Frequently asked questions
Can you have both long COVID and POTS?+
Yes, and it is common. POTS is one of the most frequently identified forms of dysautonomia in long COVID, so many people carry both labels at once. 'Long COVID' describes the overall post-viral illness, while 'POTS' names one specific, measurable piece of it. Having both is not a contradiction; it is often the most accurate description.
Is my POTS caused by COVID?+
It may be. POTS frequently develops after viral infections, and a notable wave of new POTS cases has been linked to SARS-CoV-2. If your orthostatic symptoms began in the weeks or months after a COVID infection, a post-viral trigger is plausible. That said, the cause does not change the core management, so it is worth confirming the POTS diagnosis regardless of what set it off.
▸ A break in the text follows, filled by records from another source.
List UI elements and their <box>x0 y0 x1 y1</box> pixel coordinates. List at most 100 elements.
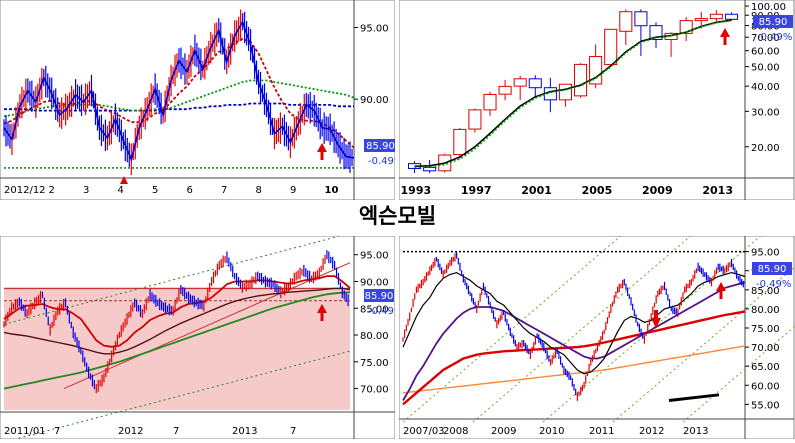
x-tick-label: 7 <box>221 185 227 196</box>
x-tick-label: 7 <box>54 426 60 437</box>
y-tick-label: 55.00 <box>751 400 780 411</box>
yearly-chart-panel: 100.0090.0080.0070.0060.0050.0040.0030.0… <box>398 0 795 201</box>
price-label: 85.90 <box>759 17 788 28</box>
x-tick-label: 2013 <box>683 426 708 437</box>
moving-average-line <box>3 291 351 390</box>
event-marker <box>120 176 128 184</box>
x-tick-label: 2011 <box>589 426 614 437</box>
daily-chart-panel: 95.00 90.00 2012/122 3 4 5 6 7 8 9 10 85.90 -0.49% <box>0 0 403 201</box>
change-label: -0.49% <box>368 306 395 317</box>
x-tick-label: 9 <box>290 185 296 196</box>
candlestick <box>724 13 738 20</box>
x-tick-label: 2011/01 <box>4 426 46 437</box>
candlestick <box>513 78 527 87</box>
y-tick-label: 70.00 <box>751 343 780 354</box>
x-tick-label: 4 <box>118 185 124 196</box>
x-tick-label: 2010 <box>539 426 564 437</box>
change-label: -0.49% <box>368 156 395 167</box>
candlestick <box>604 28 618 66</box>
panel-frame <box>398 0 795 201</box>
y-tick-label: 85.00 <box>360 304 389 315</box>
price-label: 85.90 <box>366 141 395 152</box>
x-tick-label: 5 <box>152 185 158 196</box>
y-tick-label: 75.00 <box>360 358 389 369</box>
x-tick-label: 7 <box>173 426 179 437</box>
y-tick-label: 50.00 <box>751 63 780 74</box>
y-tick-label: 85.00 <box>751 286 780 297</box>
candlestick <box>558 83 572 101</box>
y-tick-label: 40.00 <box>751 82 780 93</box>
price-label: 85.90 <box>758 264 787 275</box>
x-tick-label: 2013 <box>702 184 733 197</box>
candlestick <box>423 166 437 172</box>
moving-average-line <box>402 281 746 401</box>
y-tick-label: 60.00 <box>751 381 780 392</box>
y-tick-label: 70.00 <box>360 385 389 396</box>
channel-line <box>402 233 624 423</box>
page-title: 엑슨모빌 <box>358 203 437 228</box>
monthly-chart: 95.0090.0085.0080.0075.0070.0065.0060.00… <box>398 233 795 440</box>
x-tick-label: 2012 <box>118 426 143 437</box>
y-tick-label: 90.00 <box>360 277 389 288</box>
y-tick-label: 95.00 <box>360 251 389 262</box>
price-label-box <box>364 139 397 152</box>
candlestick <box>498 85 512 95</box>
y-tick-label: 20.00 <box>751 143 780 154</box>
y-tick-label: 95.00 <box>751 248 780 259</box>
channel-line <box>472 233 694 423</box>
x-tick-label: 2008 <box>443 426 468 437</box>
candlestick <box>468 109 482 130</box>
candlestick <box>634 11 648 27</box>
y-tick-label: 70.00 <box>751 33 780 44</box>
panel-frame <box>398 235 795 440</box>
price-label-box <box>753 15 793 28</box>
candlestick <box>528 78 542 89</box>
x-tick-label: 10 <box>325 185 339 196</box>
moving-average-line <box>3 38 355 149</box>
candlestick <box>453 128 467 156</box>
y-tick-label: 80.00 <box>751 305 780 316</box>
y-tick-label: 75.00 <box>751 324 780 335</box>
y-tick-label: 95.00 <box>360 24 389 35</box>
weekly-chart-panel: 95.00 90.00 85.00 80.00 75.00 70.00 2011/01 7 20… <box>0 232 403 443</box>
daily-chart: 95.00 90.00 2012/122 3 4 5 6 7 8 9 10 85.90 -0.49% <box>0 0 403 201</box>
x-tick-label: 2007/03 <box>403 426 445 437</box>
trend-line <box>63 262 351 390</box>
candlestick <box>589 56 603 85</box>
x-tick-label: 7 <box>290 426 296 437</box>
annotation-stroke <box>668 393 720 403</box>
x-tick-label: 2005 <box>582 184 613 197</box>
candlestick <box>694 18 708 22</box>
moving-average-line <box>3 287 351 355</box>
red-arrow-marker <box>716 282 726 299</box>
y-tick-label: 60.00 <box>751 47 780 58</box>
x-tick-label: 1993 <box>401 184 432 197</box>
weekly-chart: 95.00 90.00 85.00 80.00 75.00 70.00 2011/01 7 20… <box>0 232 403 443</box>
price-line <box>3 19 355 162</box>
y-tick-label: 100.00 <box>751 2 786 13</box>
change-label: -0.49% <box>756 279 791 290</box>
moving-average-line <box>4 102 354 112</box>
red-arrow-marker <box>317 143 327 160</box>
red-arrow-marker <box>651 310 661 328</box>
x-tick-label: 2009 <box>642 184 673 197</box>
moving-average-line <box>3 79 355 118</box>
moving-average-line <box>402 310 746 406</box>
x-tick-label: 1997 <box>461 184 492 197</box>
x-tick-label: 2001 <box>521 184 552 197</box>
long-moving-average-line <box>402 345 746 394</box>
x-tick-label: 2012/12 <box>4 185 46 196</box>
x-tick-label: 2013 <box>232 426 257 437</box>
price-label-box <box>364 289 394 302</box>
candlestick <box>649 25 663 40</box>
y-tick-label: 30.00 <box>751 107 780 118</box>
y-tick-label: 80.00 <box>360 331 389 342</box>
channel-line <box>542 233 764 423</box>
red-arrow-marker <box>720 28 730 45</box>
candlestick <box>483 93 497 111</box>
change-label: -0.49% <box>757 32 792 43</box>
x-tick-label: 6 <box>187 185 193 196</box>
candlestick <box>619 11 633 32</box>
y-tick-label: 90.00 <box>360 95 389 106</box>
x-tick-label: 2012 <box>639 426 664 437</box>
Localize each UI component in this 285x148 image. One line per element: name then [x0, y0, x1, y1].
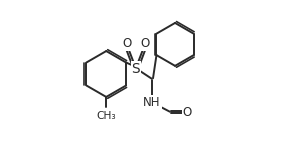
Text: S: S — [132, 62, 140, 76]
Text: O: O — [183, 106, 192, 119]
Text: O: O — [140, 37, 149, 50]
Text: O: O — [122, 37, 132, 50]
Text: CH₃: CH₃ — [96, 111, 116, 121]
Text: NH: NH — [143, 96, 161, 109]
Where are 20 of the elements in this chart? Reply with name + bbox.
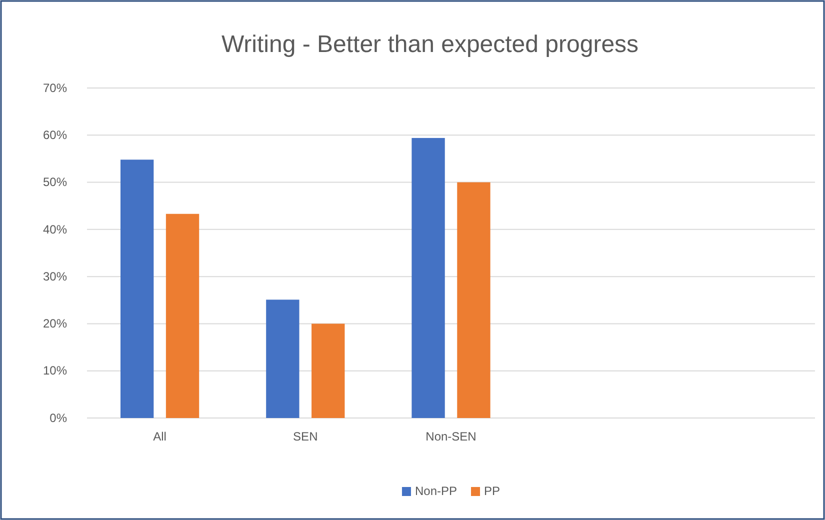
bar — [312, 324, 345, 418]
legend-label: Non-PP — [414, 484, 458, 498]
x-tick-label: SEN — [293, 430, 318, 444]
y-tick-label: 40% — [42, 222, 68, 236]
y-tick-label: 10% — [42, 364, 68, 378]
bar — [120, 160, 154, 418]
chart-title: Writing - Better than expected progress — [221, 31, 639, 58]
bar — [457, 182, 490, 418]
x-tick-label: All — [153, 430, 166, 444]
y-tick-label: 50% — [42, 175, 68, 190]
y-tick-label: 70% — [42, 80, 68, 95]
y-tick-label: 20% — [42, 316, 68, 331]
y-tick-label: 30% — [42, 269, 68, 284]
bar — [266, 300, 300, 418]
y-tick-label: 60% — [42, 128, 68, 142]
x-tick-label: Non-SEN — [426, 430, 476, 444]
bar — [166, 214, 200, 418]
bar — [412, 138, 445, 418]
y-tick-label: 0% — [50, 410, 68, 425]
legend-label: PP — [484, 484, 500, 498]
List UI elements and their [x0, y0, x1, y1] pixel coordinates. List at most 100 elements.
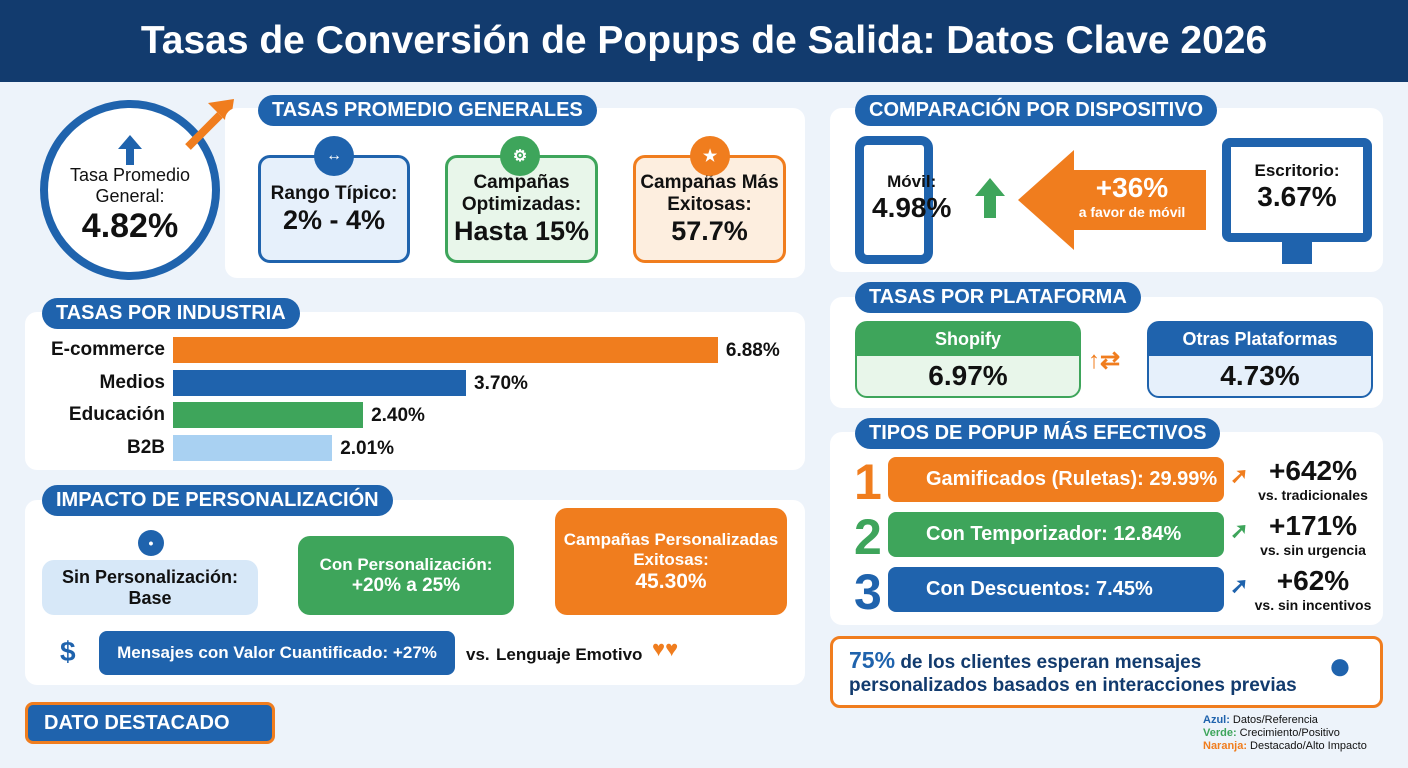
popup-type: Con Descuentos: 7.45% [888, 567, 1224, 612]
legend-key: Verde: [1203, 727, 1237, 739]
platform-card: Otras Plataformas 4.73% [1147, 321, 1373, 398]
card-value: +20% a 25% [351, 574, 461, 596]
phone-icon [855, 136, 933, 264]
lift: +642% vs. tradicionales [1248, 455, 1378, 503]
highlight-box: 75% de los clientes esperan mensajes per… [830, 636, 1383, 708]
highlight-text: de los clientes esperan mensajes persona… [849, 652, 1297, 696]
desktop-label: Escritorio: [1254, 161, 1340, 180]
lift-note: vs. sin incentivos [1254, 597, 1372, 613]
card-label: Campañas Personalizadas Exitosas: [563, 529, 779, 569]
card-value: 45.30% [635, 569, 707, 593]
card-value: 2% - 4% [282, 204, 386, 235]
section-tag: TASAS PROMEDIO GENERALES [258, 95, 597, 126]
arrow: ➚ [1230, 463, 1249, 488]
stat-card: Campañas Personalizadas Exitosas: 45.30% [555, 508, 787, 615]
emotive: Lenguaje Emotivo [496, 645, 643, 664]
icon: ⚙ [500, 136, 540, 176]
value-label: 3.70% [474, 372, 528, 394]
section-tag: TASAS POR INDUSTRIA [42, 298, 300, 329]
lift-value: +642% [1269, 455, 1357, 486]
legend-key: Naranja: [1203, 740, 1248, 752]
difference: +36% a favor de móvil [1058, 172, 1206, 220]
mobile-label: Móvil: [887, 172, 937, 191]
card-label: Sin Personalización: [61, 566, 239, 587]
section-tag: IMPACTO DE PERSONALIZACIÓN [42, 485, 393, 516]
bar [173, 402, 364, 428]
color-legend: Azul: Datos/Referencia Verde: Crecimiento/P… [1203, 714, 1367, 753]
card-label: Con Personalización: [319, 554, 493, 574]
platform-value: 4.73% [1220, 360, 1300, 391]
stat-card: Con Personalización: +20% a 25% [298, 536, 514, 615]
card-value: 57.7% [671, 215, 748, 246]
industry-bars: E-commerce 6.88% Medios 3.70% Educación 2.40%… [25, 337, 805, 467]
lift: +171% vs. sin urgencia [1248, 510, 1378, 558]
person-icon: ● [1327, 644, 1353, 688]
section-tag: COMPARACIÓN POR DISPOSITIVO [855, 95, 1218, 126]
lift-note: vs. sin urgencia [1260, 542, 1366, 558]
icon: ★ [690, 136, 730, 176]
value-label: 2.40% [371, 405, 425, 426]
card-value: Hasta 15% [453, 215, 590, 246]
platform-card: Shopify 6.97% [855, 321, 1081, 398]
icon: $ [60, 636, 76, 667]
versus: vs. [466, 645, 490, 664]
mobile-value: 4.98% [872, 192, 952, 223]
monitor-icon: Escritorio: 3.67% [1222, 138, 1372, 242]
rank: 2 [854, 509, 882, 565]
industry-label: E-commerce [50, 339, 165, 360]
title: Tasas de Conversión de Popups de Salida:… [0, 0, 1408, 82]
difference-note: a favor de móvil [1078, 204, 1186, 220]
message-box: Mensajes con Valor Cuantificado: +27% [99, 631, 455, 675]
bar [173, 434, 333, 461]
lift: +62% vs. sin incentivos [1248, 565, 1378, 613]
icon: ↔ [314, 136, 354, 176]
average-circle: Tasa Promedio General: 4.82% [40, 100, 220, 280]
swap-icon: ↑⇄ [1088, 347, 1121, 374]
platform-label: Otras Plataformas [1149, 323, 1371, 356]
platform-label: Shopify [857, 323, 1079, 356]
popup-type: Con Temporizador: 12.84% [888, 512, 1224, 557]
rank: 1 [854, 454, 882, 510]
legend-text: Destacado/Alto Impacto [1250, 740, 1367, 752]
hearts: ♥♥ [652, 636, 679, 661]
monitor-stand [1282, 242, 1312, 264]
lift-note: vs. tradicionales [1258, 487, 1368, 503]
diff-arrow [1018, 150, 1206, 250]
platform-value: 6.97% [928, 360, 1008, 391]
legend-key: Azul: [1203, 714, 1230, 726]
stat-card: Sin Personalización: Base [42, 560, 258, 615]
difference-value: +36% [1095, 172, 1169, 203]
lift-value: +62% [1276, 565, 1350, 596]
card-label: Campañas Optimizadas: [461, 171, 582, 215]
legend-row: Naranja: Destacado/Alto Impacto [1203, 740, 1367, 753]
value-label: 2.01% [340, 437, 395, 459]
bar [173, 337, 718, 363]
rank: 3 [854, 564, 882, 620]
card-label: Campañas Más Exitosas: [640, 171, 779, 215]
legend-text: Crecimiento/Positivo [1239, 727, 1340, 739]
up-arrow [118, 134, 142, 165]
stat-card: Campañas Más Exitosas: 57.7% [633, 155, 786, 263]
card-value: Base [128, 587, 172, 608]
legend-text: Datos/Referencia [1232, 714, 1318, 726]
average-value: 4.82% [81, 206, 179, 245]
mobile-stat: Móvil: 4.98% [872, 172, 951, 224]
stat-card: Rango Típico: 2% - 4% [258, 155, 410, 263]
section-tag: TIPOS DE POPUP MÁS EFECTIVOS [855, 418, 1221, 449]
up-arrow [975, 178, 1005, 218]
highlight-value: 75% [849, 647, 896, 673]
lift-value: +171% [1269, 510, 1357, 541]
bar [173, 369, 467, 396]
icon: • [138, 530, 164, 556]
legend-row: Azul: Datos/Referencia [1203, 714, 1367, 727]
industry-label: B2B [126, 436, 165, 458]
desktop-value: 3.67% [1257, 181, 1337, 212]
section-tag: TASAS POR PLATAFORMA [855, 282, 1141, 313]
arrow: ➚ [1230, 518, 1249, 543]
popup-list: 1 Gamificados (Ruletas): 29.99% ➚ +642% vs. … [850, 454, 1380, 620]
card-label: Rango Típico: [270, 182, 398, 204]
industry-label: Medios [99, 371, 165, 393]
arrow: ➚ [1230, 573, 1249, 598]
legend-row: Verde: Crecimiento/Positivo [1203, 727, 1367, 740]
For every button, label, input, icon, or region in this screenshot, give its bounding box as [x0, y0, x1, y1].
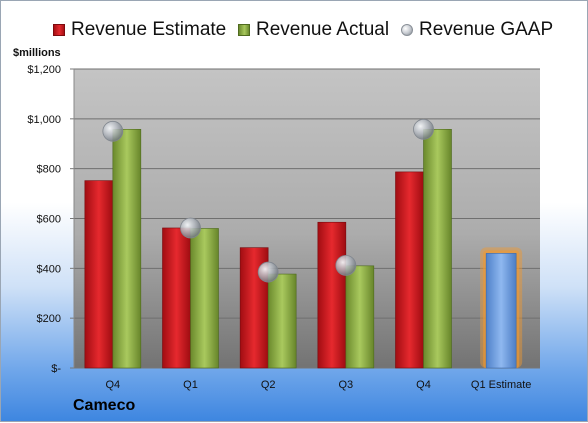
y-tick-label: $1,000 — [27, 114, 61, 126]
legend-label-estimate: Revenue Estimate — [71, 19, 227, 40]
x-tick-label: Q2 — [261, 379, 276, 391]
legend-swatch-estimate — [53, 24, 65, 36]
y-tick-label: $1,200 — [27, 64, 61, 76]
marker-revenue-gaap — [102, 120, 124, 142]
x-tick-label: Q4 — [416, 379, 431, 391]
bar-revenue-actual — [345, 265, 375, 369]
marker-revenue-gaap — [413, 118, 434, 140]
legend-label-gaap: Revenue GAAP — [419, 19, 554, 40]
legend-swatch-gaap — [401, 24, 413, 36]
legend: Revenue Estimate Revenue Actual Revenue … — [1, 17, 588, 43]
legend-label-actual: Revenue Actual — [256, 19, 390, 40]
bar-revenue-estimate-next — [485, 253, 517, 369]
y-tick-label: $800 — [37, 164, 61, 176]
bar-revenue-estimate — [84, 180, 114, 369]
legend-item-revenue-gaap: Revenue GAAP — [401, 17, 553, 43]
x-tick-label: Q4 — [105, 379, 120, 391]
bar-revenue-estimate — [162, 227, 191, 369]
marker-revenue-gaap — [257, 261, 279, 283]
bar-revenue-estimate — [395, 171, 424, 369]
bar-revenue-actual — [112, 128, 142, 369]
legend-item-revenue-actual: Revenue Actual — [238, 17, 389, 43]
bar-revenue-actual — [190, 228, 219, 369]
x-tick-label: Q1 — [183, 379, 198, 391]
legend-swatch-actual — [238, 24, 250, 36]
company-name: Cameco — [73, 397, 136, 414]
legend-item-revenue-estimate: Revenue Estimate — [53, 17, 226, 43]
y-tick-label: $200 — [37, 313, 61, 325]
y-tick-label: $600 — [37, 214, 61, 226]
marker-revenue-gaap — [180, 217, 201, 239]
bar-revenue-actual — [423, 128, 452, 369]
y-tick-label: $- — [51, 363, 61, 375]
bar-revenue-estimate — [317, 221, 347, 369]
x-tick-label: Q1 Estimate — [471, 379, 532, 391]
marker-revenue-gaap — [335, 254, 357, 276]
bar-revenue-actual — [267, 273, 297, 369]
y-axis-title: $millions — [13, 47, 61, 59]
y-tick-label: $400 — [37, 263, 61, 275]
x-tick-label: Q3 — [338, 379, 353, 391]
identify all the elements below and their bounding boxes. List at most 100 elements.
What's the difference between long COVID and POTS?+
Long COVID is a broad umbrella for multi-system symptoms that persist after a SARS-CoV-2 infection: fatigue, brain fog, breathlessness and more. POTS is a specific autonomic diagnosis defined by a sustained heart-rate rise of at least 30 bpm on standing (40 bpm in teens) without a matching blood-pressure drop. One is a category; the other is a measurable condition that can live inside that category.
How do I get tested for POTS after COVID?+
Start by measuring your orthostatic response: lie down for several minutes, record your heart rate, then stand and record it again at intervals. A repeatable rise of 30 bpm or more is a strong signal to bring to a clinician. Formal diagnosis usually involves an in-office active stand test or a tilt-table test, plus ruling out other causes like dehydration, anemia or thyroid issues.